Where does dermatology fit into autoimmune diseases?
Dermatologists evaluate and treat autoimmune diseases as part of their practice. The skin is a big and visible organ and often the 'tip of the iceberg' for an autoimmune disease. Often, we are the first to make a diagnosis that then also needs treatment and care by general physicians and rheumatologists who treat the internal consequences of a misfiring immune system.
Certain autoimmune diseases have classic skin manifestations and we are trained to recognize them.
The most common autoimmune diseases and your skin risk of developing rashes from them.
Some of the more common autoimmune diseases are listed here. I've bolded the autoimmune conditions that often present first as a skin problem.
- Alopecia areata
- Autoimmune hemolytic anemia
- Autoimmune hepatitis
- Diabetes (type 1)
- Graves’ disease
- Guillain-Barré syndrome
- Idiopathic thrombocytopenic purpura
- Myasthenia gravis
- Some forms of myocarditis
- Multiple sclerosis
- Lupus erythematosus
- Bullous pemphigoid
- Pemphigus vulgaris
- Granulomatosis with polyangiitis
- Polyarteritis nodosa
- Rheumatoid arthritis
- Lichen Planus
Lupus is an important autoimmune disease and you skin may be the first sign.
One of the more common symptoms of lupus is a photosensitive skin rash. The skin is "allergic" to the sun and when a person with lupus goes out into the sun, they feel sick and develop a rash. One of the rashes of lupus is the “malar” (butterfly) rash that covers the cheeks and nose.

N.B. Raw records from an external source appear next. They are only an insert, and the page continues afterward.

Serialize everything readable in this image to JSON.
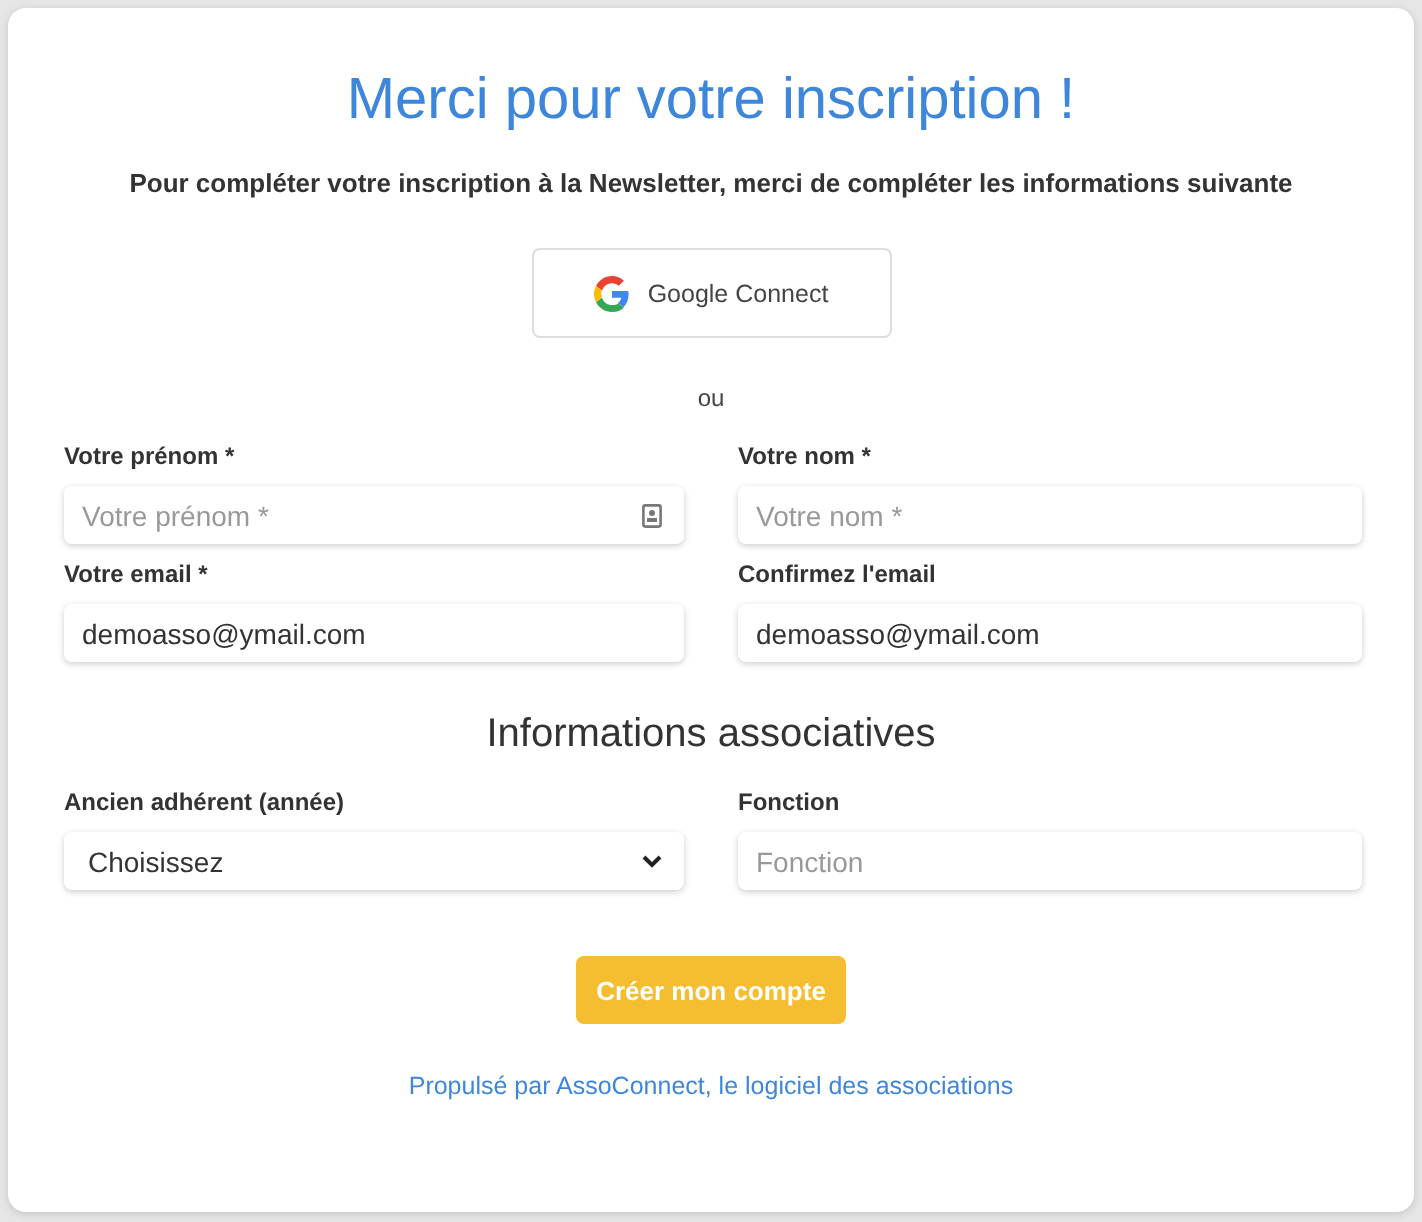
{
  "title": "Merci pour votre inscription !",
  "intro": "Pour compléter votre inscription à la Newsletter, merci de compléter les informations suivante",
  "google_button": "Google Connect",
  "separator": "ou",
  "identity_fields": [
    {
      "label": "Votre prénom *",
      "kind": "contact",
      "placeholder": "Votre prénom *"
    },
    {
      "label": "Votre nom *",
      "kind": "text",
      "placeholder": "Votre nom *"
    },
    {
      "label": "Votre email *",
      "kind": "text",
      "value": "demoasso@ymail.com"
    },
    {
      "label": "Confirmez l'email",
      "kind": "text",
      "value": "demoasso@ymail.com"
    }
  ],
  "section_title": "Informations associatives",
  "association_fields": [
    {
      "label": "Ancien adhérent (année)",
      "kind": "select",
      "value": "Choisissez"
    },
    {
      "label": "Fonction",
      "kind": "text",
      "placeholder": "Fonction"
    }
  ],
  "submit_button": "Créer mon compte",
  "footer_link": "Propulsé par AssoConnect, le logiciel des associations"
}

The sun can trigger both a rash and a flare-up of the disease inside the body too. The malar rash is a warning sign that the disease is active. The rash of lupus is important to recognize because, when lupus is untreated, it has the potential to cause damage to other organs such as the kidneys, lungs or heart. We call this systemic lupus and it can affect almost any organ.
Other skin findings with systemic lupus are ragged cuticles and tiny dilated blood vessels around the edge of the cuticles. It seems like a small thing to worry about but it can indicate a bigger autoimmune problem inside of the body.
Lupus rashes can also occur on any area that is exposed to the sun. Sun sensitivity is important to take seriously because skin problems may be one of the first symptoms of systemic lupus.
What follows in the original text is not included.